Usura ed estorsione commessi con metodo mafioso. Sono 14 le misure cautelare eseguite nelle province di Brescia, Milano, Reggio Calabria, Cremona e Ascoli Piceno, da Polizia, Carabinieri e della Guardia di Finanza di Brescia, coordinati dalla Dda di Brescia. Nel mirino degli inquirenti soggetti considerati “contigui ed inseriti in contesti di criminalità organizzata di stampo ‘ndranghetista”.

L’attività degli investigatori – diretta dai pm Roberta Panico, Erica Battaglia e Carlotta Bernardini – ha permesso di documentare, nonostante il periodo di lockdown, “presunte condotte intimidatorie ed estorsive, accordi e pagamenti usurari, accompagnati da pressioni e pretese economiche agli imprenditori, accordi per la spartizione degli illeciti guadagni, richieste di protezione criminale e gravi situazioni di esposizione a rischio per l’incolumità individuale”.

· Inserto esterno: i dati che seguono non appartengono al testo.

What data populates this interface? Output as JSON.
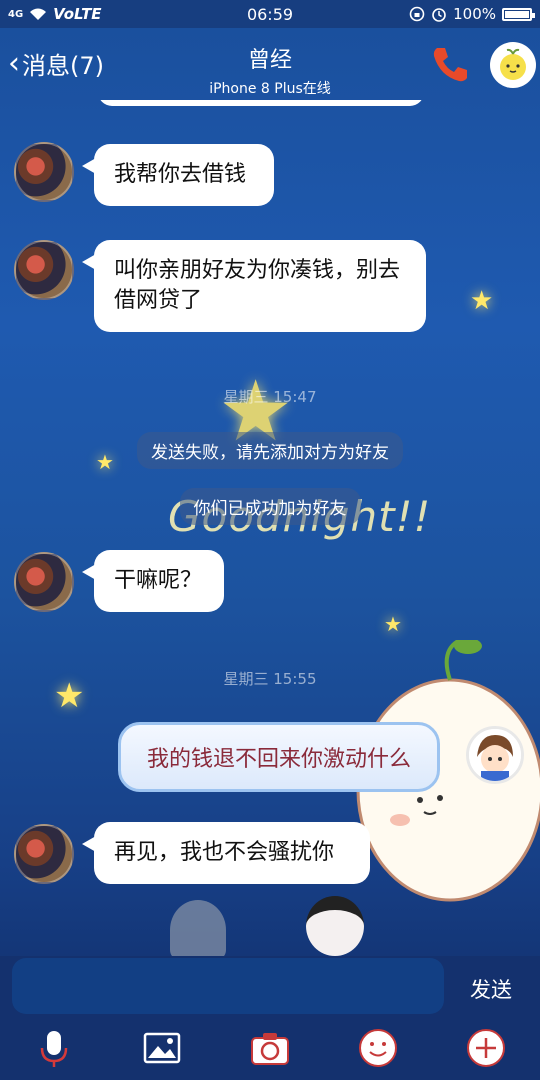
{
  "status_bar": {
    "network": "4G",
    "volte": "VoLTE",
    "time": "06:59",
    "battery": "100%"
  },
  "header": {
    "back_label": "消息(7)",
    "title": "曾经",
    "subtitle": "iPhone 8 Plus在线"
  },
  "messages": [
    {
      "from": "them",
      "text": "我帮你去借钱"
    },
    {
      "from": "them",
      "text": "叫你亲朋好友为你凑钱，别去借网贷了"
    },
    {
      "type": "time",
      "text": "星期三 15:47"
    },
    {
      "type": "system",
      "text": "发送失败，请先添加对方为好友"
    },
    {
      "type": "system",
      "text": "你们已成功加为好友"
    },
    {
      "from": "them",
      "text": "干嘛呢？"
    },
    {
      "type": "time",
      "text": "星期三 15:55"
    },
    {
      "from": "me",
      "text": "我的钱退不回来你激动什么"
    },
    {
      "from": "them",
      "text": "再见，我也不会骚扰你"
    }
  ],
  "background": {
    "caption": "Goodnight!!"
  },
  "input": {
    "placeholder": "",
    "send_label": "发送"
  },
  "toolbar": [
    "microphone-icon",
    "image-icon",
    "camera-icon",
    "emoji-icon",
    "plus-icon"
  ],
  "colors": {
    "accent_red": "#e84a2a",
    "my_text": "#8a2a3a"
  }
}
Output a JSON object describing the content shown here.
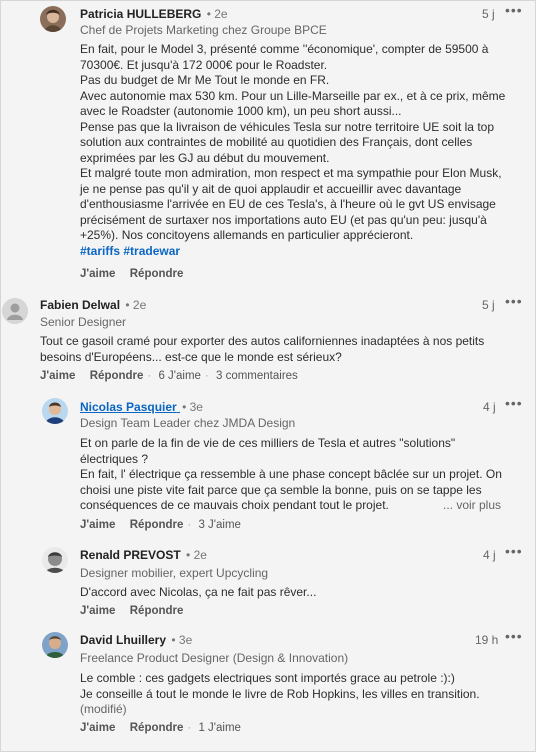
{
  "comments": [
    {
      "name": "Patricia HULLEBERG",
      "degree": "• 2e",
      "headline": "Chef de Projets Marketing chez Groupe BPCE",
      "time": "5 j",
      "body": [
        "En fait, pour le Model 3, présenté comme ''économique', compter de 59500 à",
        "70300€. Et jusqu'à 172 000€ pour le Roadster.",
        "Pas du budget de Mr Me Tout le monde en FR.",
        "Avec autonomie max 530 km. Pour un Lille-Marseille par ex., et à ce prix, même",
        "avec le Roadster (autonomie 1000 km), un peu short aussi...",
        "Pense pas que la livraison de véhicules Tesla sur notre territoire UE soit la top",
        "solution aux contraintes de mobilité au quotidien des Français, dont celles",
        "exprimées par les GJ au début du mouvement.",
        "Et malgré toute mon admiration, mon respect et ma sympathie pour Elon Musk,",
        "je ne pense pas qu'il y ait de quoi applaudir et accueillir avec davantage",
        "d'enthousiasme l'arrivée en EU de ces Tesla's, à l'heure où le gvt US envisage",
        "précisément de surtaxer nos importations auto EU (et pas qu'un peu: jusqu'à",
        "+25%). Nos concitoyens allemands en particulier apprécieront."
      ],
      "tags": "#tariffs #tradewar",
      "like": "J'aime",
      "reply": "Répondre"
    },
    {
      "name": "Fabien Delwal",
      "degree": "• 2e",
      "headline": "Senior Designer",
      "time": "5 j",
      "body": [
        "Tout ce gasoil cramé pour exporter des autos californiennes inadaptées à nos petits",
        "besoins d'Européens... est-ce que le monde est sérieux?"
      ],
      "like": "J'aime",
      "reply": "Répondre",
      "likes_count": "6 J'aime",
      "comments_count": "3 commentaires"
    },
    {
      "name": "Nicolas Pasquier",
      "degree": "• 3e",
      "headline": "Design Team Leader chez JMDA Design",
      "time": "4 j",
      "body": [
        "Et on parle de la fin de vie de ces milliers de Tesla et autres \"solutions\"",
        "électriques ?",
        "En fait, l' électrique ça ressemble à une phase concept bâclée sur un projet. On",
        "choisi une piste vite fait parce que ça semble la bonne, puis on se tappe les",
        "conséquences de ce mauvais choix pendant tout le projet."
      ],
      "see_more": "... voir plus",
      "like": "J'aime",
      "reply": "Répondre",
      "likes_count": "3 J'aime"
    },
    {
      "name": "Renald PREVOST",
      "degree": "• 2e",
      "headline": "Designer mobilier, expert Upcycling",
      "time": "4 j",
      "body": [
        "D'accord avec Nicolas, ça ne fait pas rêver..."
      ],
      "like": "J'aime",
      "reply": "Répondre"
    },
    {
      "name": "David Lhuillery",
      "degree": "• 3e",
      "headline": "Freelance Product Designer (Design & Innovation)",
      "time": "19 h",
      "body": [
        "Le comble : ces gadgets electriques sont importés grace au petrole :):)",
        "Je conseille á tout le monde le livre de Rob Hopkins, les villes en transition.",
        "(modifié)"
      ],
      "like": "J'aime",
      "reply": "Répondre",
      "likes_count": "1 J'aime"
    }
  ],
  "icons": {
    "more": "more-horizontal-icon",
    "avatar_placeholder": "person-silhouette-icon"
  },
  "colors": {
    "link": "#0a66c2",
    "background": "#f3f3f3"
  }
}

Secondo la direzione distrettuale antimafia di Brescia che ha condotto l’indagine, il vertice del gruppo sarebbe il calabrese Vincenzo Facchineri, membro di una storica ‘ndrina della provincia di Reggio Calabria, che avrebbe costruito una solida rete nel bresciano e operava per introdursi, con denaro prestato ad usura, intimidazioni e minacce, nel tessuto economico della provincia. L’uomo poteva vantare anche collegamenti con storici esponenti della banda della Magliana e della mala del Brenta.

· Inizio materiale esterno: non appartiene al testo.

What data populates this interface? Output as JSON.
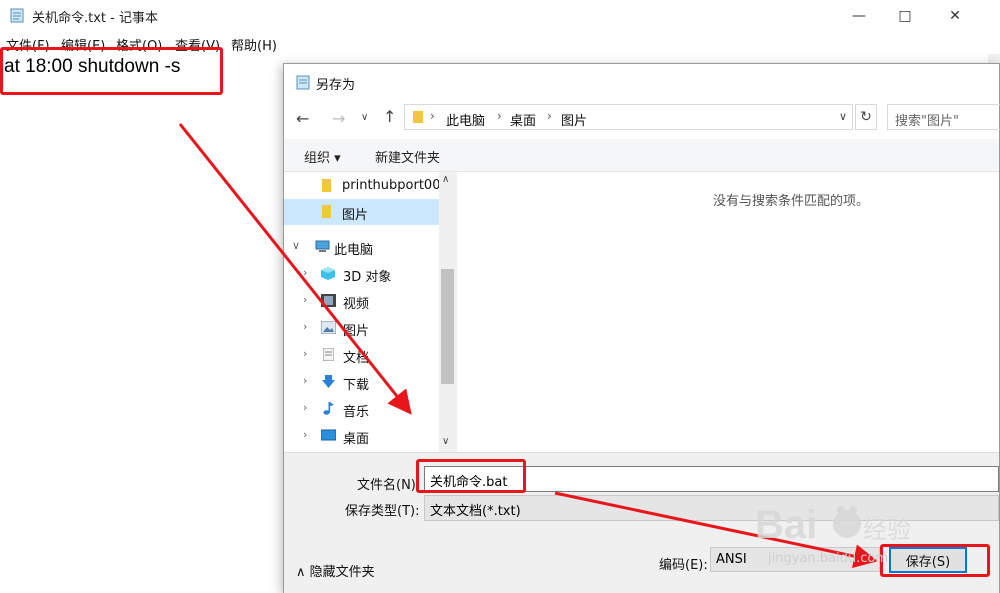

L’inchiesta è iniziata nel dicembre 2020, quando un libero professionista residente nel Bresciano, esasperato e stremato dalle continue minacce e pressioni psicologiche patite, aveva deciso di denunciare. Nei mesi precedenti trovandosi in difficoltà post lockdown aveva chiesto soldi a soggetti legati a cosche della ‘Ndrangheta. Il bresciano ha raccontato di essere stato vittima di estorsione messa in opera da due persone le quali dopo essersi proposte per intermediare un debito economico di 50mila che il bresciano aveva con un imprenditore estraneo all’inchiesta, lo avevano costretto a versare con diversi bonifici a loro favore la somma complessiva di 19.500 euro di interessi oltre ai 45mila euro già consegnati in contanti. Dalle indagini è emerso che diverse persone legate all’associazione di matrice ‘ndranghetista operavano nella provincia di Brescia commettendo frodi fiscali e reati di riciclaggio ed usura.